# Two Jandaz Cockapoo in The Spencer's Arms in Putney



## Turi (Jun 28, 2011)

We went to The Spencer's Arms in Putney after the boat race and met not one, but two Jandaz Cockapoos! One was a five year old Toy/Show cross called Molly. Unfortunately I didn't get a picture of Molly. 

The second was Bertie, a 15 week old F2 Cockapoo pup... (on the right below) 

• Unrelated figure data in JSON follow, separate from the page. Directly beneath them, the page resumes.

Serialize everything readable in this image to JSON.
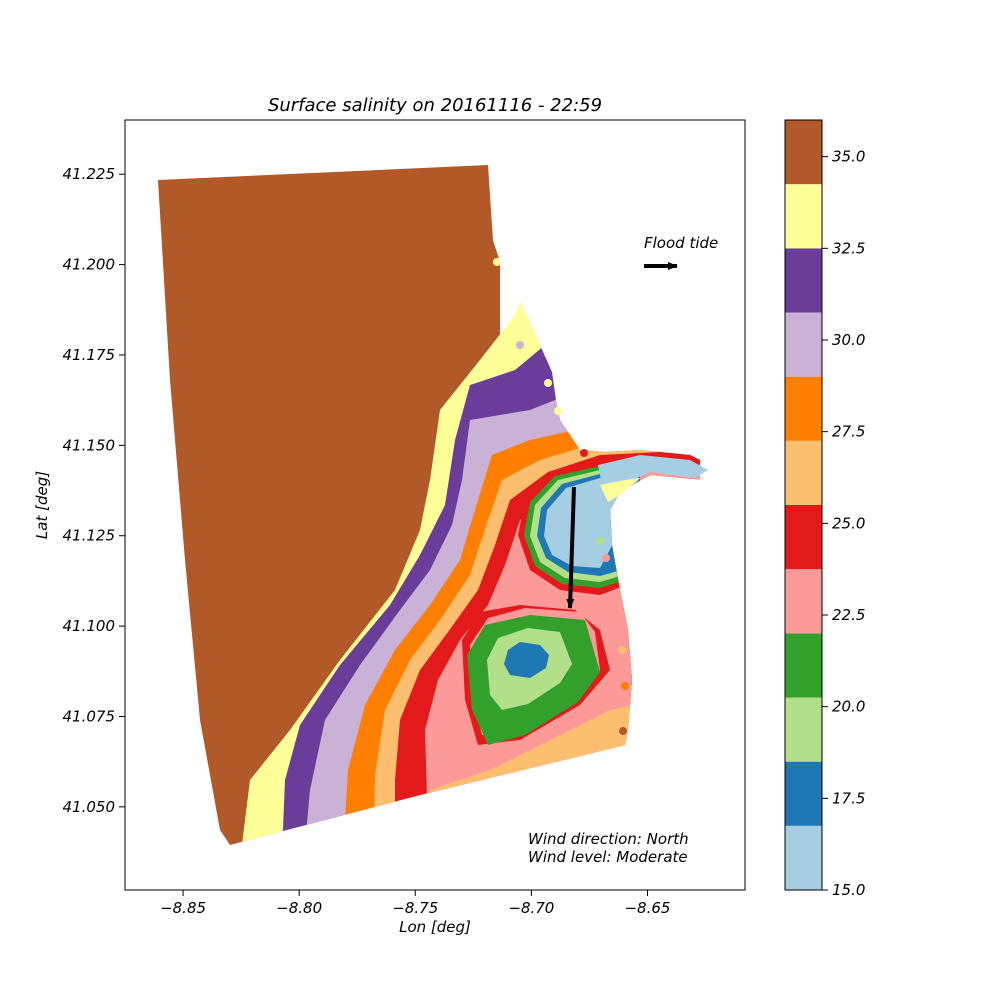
{
  "chart_data": {
    "type": "heatmap",
    "title": "Surface salinity on 20161116 - 22:59",
    "xlabel": "Lon [deg]",
    "ylabel": "Lat [deg]",
    "xlim": [
      -8.875,
      -8.608
    ],
    "ylim": [
      41.027,
      41.24
    ],
    "xticks": [
      -8.85,
      -8.8,
      -8.75,
      -8.7,
      -8.65
    ],
    "xtick_labels": [
      "−8.85",
      "−8.80",
      "−8.75",
      "−8.70",
      "−8.65"
    ],
    "yticks": [
      41.05,
      41.075,
      41.1,
      41.125,
      41.15,
      41.175,
      41.2,
      41.225
    ],
    "ytick_labels": [
      "41.050",
      "41.075",
      "41.100",
      "41.125",
      "41.150",
      "41.175",
      "41.200",
      "41.225"
    ],
    "grid": false,
    "colorbar": {
      "levels": [
        15.0,
        16.75,
        18.5,
        20.25,
        22.0,
        23.75,
        25.5,
        27.25,
        29.0,
        30.75,
        32.5,
        34.25,
        36.0
      ],
      "colors": [
        "#a6cee3",
        "#1f78b4",
        "#b2df8a",
        "#33a02c",
        "#fb9a99",
        "#e31a1c",
        "#fdbf6f",
        "#ff7f00",
        "#cab2d6",
        "#6a3d9a",
        "#ffff99",
        "#b15928"
      ],
      "ticks": [
        15.0,
        17.5,
        20.0,
        22.5,
        25.0,
        27.5,
        30.0,
        32.5,
        35.0
      ],
      "tick_labels": [
        "15.0",
        "17.5",
        "20.0",
        "22.5",
        "25.0",
        "27.5",
        "30.0",
        "32.5",
        "35.0"
      ]
    },
    "annotations": {
      "flood_tide": "Flood tide",
      "wind_direction": "Wind direction: North",
      "wind_level": "Wind level: Moderate"
    },
    "regions": [
      {
        "name": "ocean",
        "salinity": 35.0,
        "color": "#b15928"
      },
      {
        "name": "coastal-band",
        "salinity": 33.5,
        "color": "#ffff99"
      },
      {
        "name": "plume-outer",
        "salinity": 31.5,
        "color": "#6a3d9a"
      },
      {
        "name": "plume",
        "salinity": 30.0,
        "color": "#cab2d6"
      },
      {
        "name": "plume",
        "salinity": 28.0,
        "color": "#ff7f00"
      },
      {
        "name": "plume",
        "salinity": 26.5,
        "color": "#fdbf6f"
      },
      {
        "name": "plume",
        "salinity": 24.5,
        "color": "#e31a1c"
      },
      {
        "name": "plume-core",
        "salinity": 23.0,
        "color": "#fb9a99"
      },
      {
        "name": "estuary",
        "salinity": 15.5,
        "color": "#a6cee3"
      }
    ],
    "arrows": {
      "flood_tide": {
        "direction": "east"
      },
      "wind": {
        "direction": "south"
      }
    }
  }
}
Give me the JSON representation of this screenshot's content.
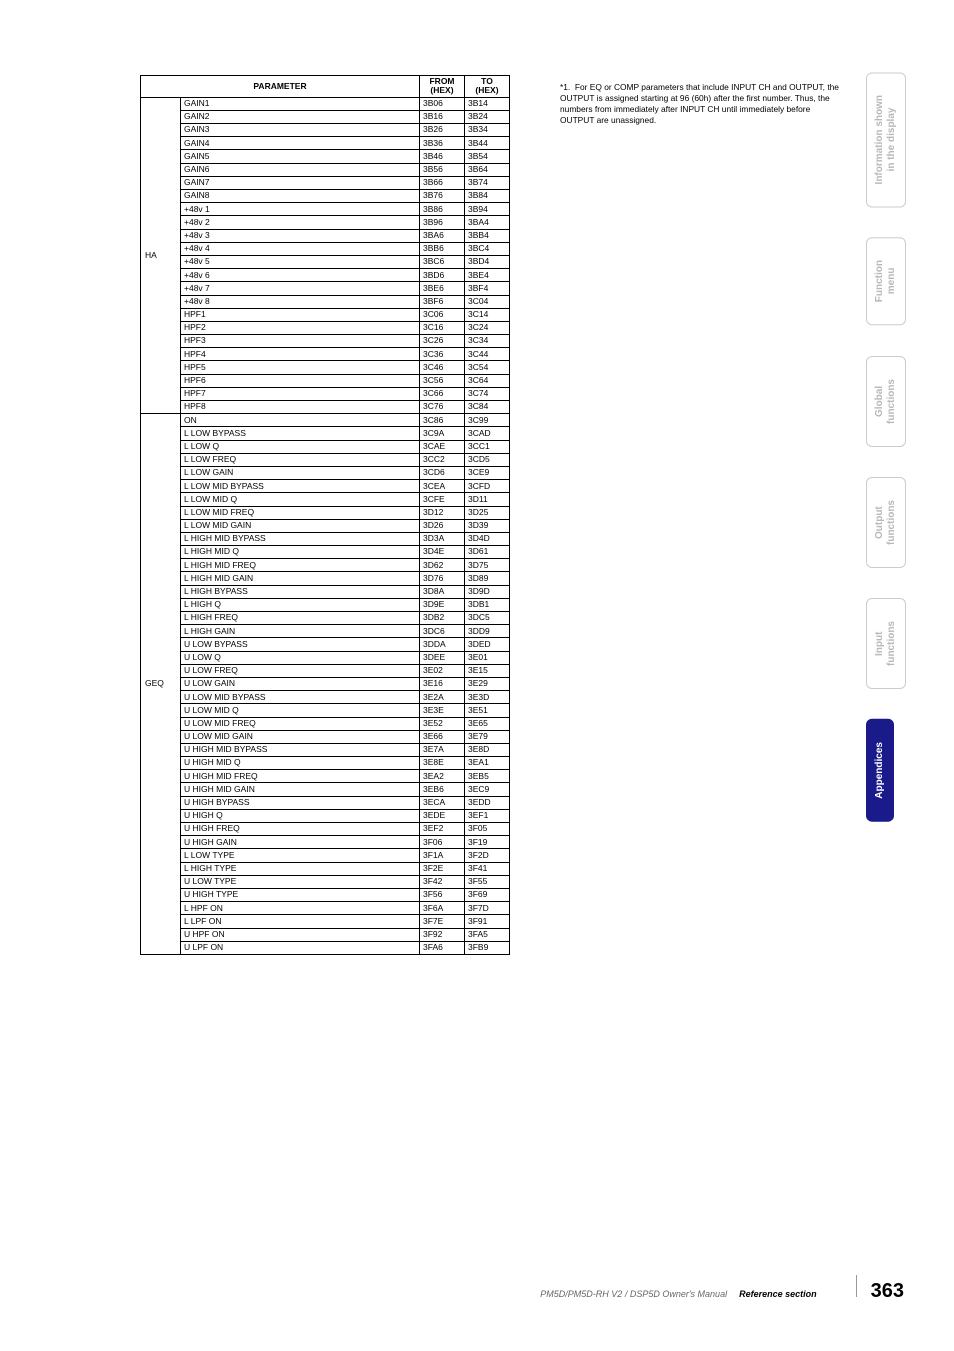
{
  "table": {
    "headers": {
      "parameter": "PARAMETER",
      "from": "FROM\n(HEX)",
      "to": "TO\n(HEX)"
    },
    "groups": [
      {
        "label": "HA",
        "rows": [
          {
            "p": "GAIN1",
            "f": "3B06",
            "t": "3B14"
          },
          {
            "p": "GAIN2",
            "f": "3B16",
            "t": "3B24"
          },
          {
            "p": "GAIN3",
            "f": "3B26",
            "t": "3B34"
          },
          {
            "p": "GAIN4",
            "f": "3B36",
            "t": "3B44"
          },
          {
            "p": "GAIN5",
            "f": "3B46",
            "t": "3B54"
          },
          {
            "p": "GAIN6",
            "f": "3B56",
            "t": "3B64"
          },
          {
            "p": "GAIN7",
            "f": "3B66",
            "t": "3B74"
          },
          {
            "p": "GAIN8",
            "f": "3B76",
            "t": "3B84"
          },
          {
            "p": "+48v 1",
            "f": "3B86",
            "t": "3B94"
          },
          {
            "p": "+48v 2",
            "f": "3B96",
            "t": "3BA4"
          },
          {
            "p": "+48v 3",
            "f": "3BA6",
            "t": "3BB4"
          },
          {
            "p": "+48v 4",
            "f": "3BB6",
            "t": "3BC4"
          },
          {
            "p": "+48v 5",
            "f": "3BC6",
            "t": "3BD4"
          },
          {
            "p": "+48v 6",
            "f": "3BD6",
            "t": "3BE4"
          },
          {
            "p": "+48v 7",
            "f": "3BE6",
            "t": "3BF4"
          },
          {
            "p": "+48v 8",
            "f": "3BF6",
            "t": "3C04"
          },
          {
            "p": "HPF1",
            "f": "3C06",
            "t": "3C14"
          },
          {
            "p": "HPF2",
            "f": "3C16",
            "t": "3C24"
          },
          {
            "p": "HPF3",
            "f": "3C26",
            "t": "3C34"
          },
          {
            "p": "HPF4",
            "f": "3C36",
            "t": "3C44"
          },
          {
            "p": "HPF5",
            "f": "3C46",
            "t": "3C54"
          },
          {
            "p": "HPF6",
            "f": "3C56",
            "t": "3C64"
          },
          {
            "p": "HPF7",
            "f": "3C66",
            "t": "3C74"
          },
          {
            "p": "HPF8",
            "f": "3C76",
            "t": "3C84"
          }
        ]
      },
      {
        "label": "GEQ",
        "rows": [
          {
            "p": "ON",
            "f": "3C86",
            "t": "3C99"
          },
          {
            "p": "L LOW BYPASS",
            "f": "3C9A",
            "t": "3CAD"
          },
          {
            "p": "L LOW Q",
            "f": "3CAE",
            "t": "3CC1"
          },
          {
            "p": "L LOW FREQ",
            "f": "3CC2",
            "t": "3CD5"
          },
          {
            "p": "L LOW GAIN",
            "f": "3CD6",
            "t": "3CE9"
          },
          {
            "p": "L LOW MID BYPASS",
            "f": "3CEA",
            "t": "3CFD"
          },
          {
            "p": "L LOW MID Q",
            "f": "3CFE",
            "t": "3D11"
          },
          {
            "p": "L LOW MID FREQ",
            "f": "3D12",
            "t": "3D25"
          },
          {
            "p": "L LOW MID GAIN",
            "f": "3D26",
            "t": "3D39"
          },
          {
            "p": "L HIGH MID BYPASS",
            "f": "3D3A",
            "t": "3D4D"
          },
          {
            "p": "L HIGH MID Q",
            "f": "3D4E",
            "t": "3D61"
          },
          {
            "p": "L HIGH MID FREQ",
            "f": "3D62",
            "t": "3D75"
          },
          {
            "p": "L HIGH MID GAIN",
            "f": "3D76",
            "t": "3D89"
          },
          {
            "p": "L HIGH BYPASS",
            "f": "3D8A",
            "t": "3D9D"
          },
          {
            "p": "L HIGH Q",
            "f": "3D9E",
            "t": "3DB1"
          },
          {
            "p": "L HIGH FREQ",
            "f": "3DB2",
            "t": "3DC5"
          },
          {
            "p": "L HIGH GAIN",
            "f": "3DC6",
            "t": "3DD9"
          },
          {
            "p": "U LOW BYPASS",
            "f": "3DDA",
            "t": "3DED"
          },
          {
            "p": "U LOW Q",
            "f": "3DEE",
            "t": "3E01"
          },
          {
            "p": "U LOW FREQ",
            "f": "3E02",
            "t": "3E15"
          },
          {
            "p": "U LOW GAIN",
            "f": "3E16",
            "t": "3E29"
          },
          {
            "p": "U LOW MID BYPASS",
            "f": "3E2A",
            "t": "3E3D"
          },
          {
            "p": "U LOW MID Q",
            "f": "3E3E",
            "t": "3E51"
          },
          {
            "p": "U LOW MID FREQ",
            "f": "3E52",
            "t": "3E65"
          },
          {
            "p": "U LOW MID GAIN",
            "f": "3E66",
            "t": "3E79"
          },
          {
            "p": "U HIGH MID BYPASS",
            "f": "3E7A",
            "t": "3E8D"
          },
          {
            "p": "U HIGH MID Q",
            "f": "3E8E",
            "t": "3EA1"
          },
          {
            "p": "U HIGH MID FREQ",
            "f": "3EA2",
            "t": "3EB5"
          },
          {
            "p": "U HIGH MID GAIN",
            "f": "3EB6",
            "t": "3EC9"
          },
          {
            "p": "U HIGH BYPASS",
            "f": "3ECA",
            "t": "3EDD"
          },
          {
            "p": "U HIGH Q",
            "f": "3EDE",
            "t": "3EF1"
          },
          {
            "p": "U HIGH FREQ",
            "f": "3EF2",
            "t": "3F05"
          },
          {
            "p": "U HIGH GAIN",
            "f": "3F06",
            "t": "3F19"
          },
          {
            "p": "L LOW TYPE",
            "f": "3F1A",
            "t": "3F2D"
          },
          {
            "p": "L HIGH TYPE",
            "f": "3F2E",
            "t": "3F41"
          },
          {
            "p": "U LOW TYPE",
            "f": "3F42",
            "t": "3F55"
          },
          {
            "p": "U HIGH TYPE",
            "f": "3F56",
            "t": "3F69"
          },
          {
            "p": "L HPF ON",
            "f": "3F6A",
            "t": "3F7D"
          },
          {
            "p": "L LPF ON",
            "f": "3F7E",
            "t": "3F91"
          },
          {
            "p": "U HPF ON",
            "f": "3F92",
            "t": "3FA5"
          },
          {
            "p": "U LPF ON",
            "f": "3FA6",
            "t": "3FB9"
          }
        ]
      }
    ]
  },
  "footnote": {
    "marker": "*1.",
    "text": "For EQ or COMP parameters that include INPUT CH and OUTPUT, the OUTPUT is assigned starting at 96 (60h) after the first number. Thus, the numbers from immediately after INPUT CH until immediately before OUTPUT are unassigned."
  },
  "tabs": [
    {
      "label": "Information shown\nin the display",
      "active": false
    },
    {
      "label": "Function\nmenu",
      "active": false
    },
    {
      "label": "Global\nfunctions",
      "active": false
    },
    {
      "label": "Output\nfunctions",
      "active": false
    },
    {
      "label": "Input\nfunctions",
      "active": false
    },
    {
      "label": "Appendices",
      "active": true
    }
  ],
  "footer": {
    "manual": "PM5D/PM5D-RH V2 / DSP5D Owner's Manual",
    "section": "Reference section",
    "page": "363"
  }
}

The WEIRDEST thing was that my sister came over and asked why I was talking to her colleague... Bertie's owner. Too many coincidences in one day lol!


----------



## JoJo (Mar 2, 2011)

ahh nothing better than a cockapoo chat ... and we all know the jandaz gang like the pub ... Romeo is always in the pub  

Pleased you had a lovely day x


----------



## DONNA (Jan 7, 2011)

They look like twins!!! so cute


----------



## Turi (Jun 28, 2011)

They were incredibly similar! Bertie's coat was much curlier though and he was a lovely chunky boy compared to our lyth Saffi!


----------



## wilfiboy (Sep 18, 2010)

Three cockapoo's in the same pub!!!! where there any other dogs ?? x


----------



## Turi (Jun 28, 2011)

Yes, there was a working Cocker and a terrier too - lots of doggies


----------



## lady amanda (Nov 26, 2010)

I wish we had a doggy friendly pub...it would be so nice to go for dinner and a drink and bring lady along....she would love it!


----------



## Turi (Jun 28, 2011)

Are dogs not allowed in pubs in Canada Amanda?


----------



## lady amanda (Nov 26, 2010)

no, dogs aren't allowed in most places. no eating establishments, and no stores except pet stores.


----------



## Turi (Jun 28, 2011)

Poop - that sucks. Move to England


----------



## lady amanda (Nov 26, 2010)

Done! 
lol....I would love to move to England...I have always dreamed of it as a kid. I have never been...but I want to visit so badly. 
Hoping one day.


----------



## Turi (Jun 28, 2011)

We can all meet with our 'Poos in the pub when you come!


----------



## Rufini (Sep 9, 2011)

lady amanda said:


> Done!
> lol....I would love to move to England...I have always dreamed of it as a kid. I have never been...but I want to visit so badly.
> Hoping one day.


You're practically English being Canadian anyway  You say 'z' correctly!!!


----------



## wilfiboy (Sep 18, 2010)

Come on Mo get a thread going, you could travel over here and stay with us all, get to see ALL the sights of the UK as you move around us .... cheap holiday and get to meet us all xx


----------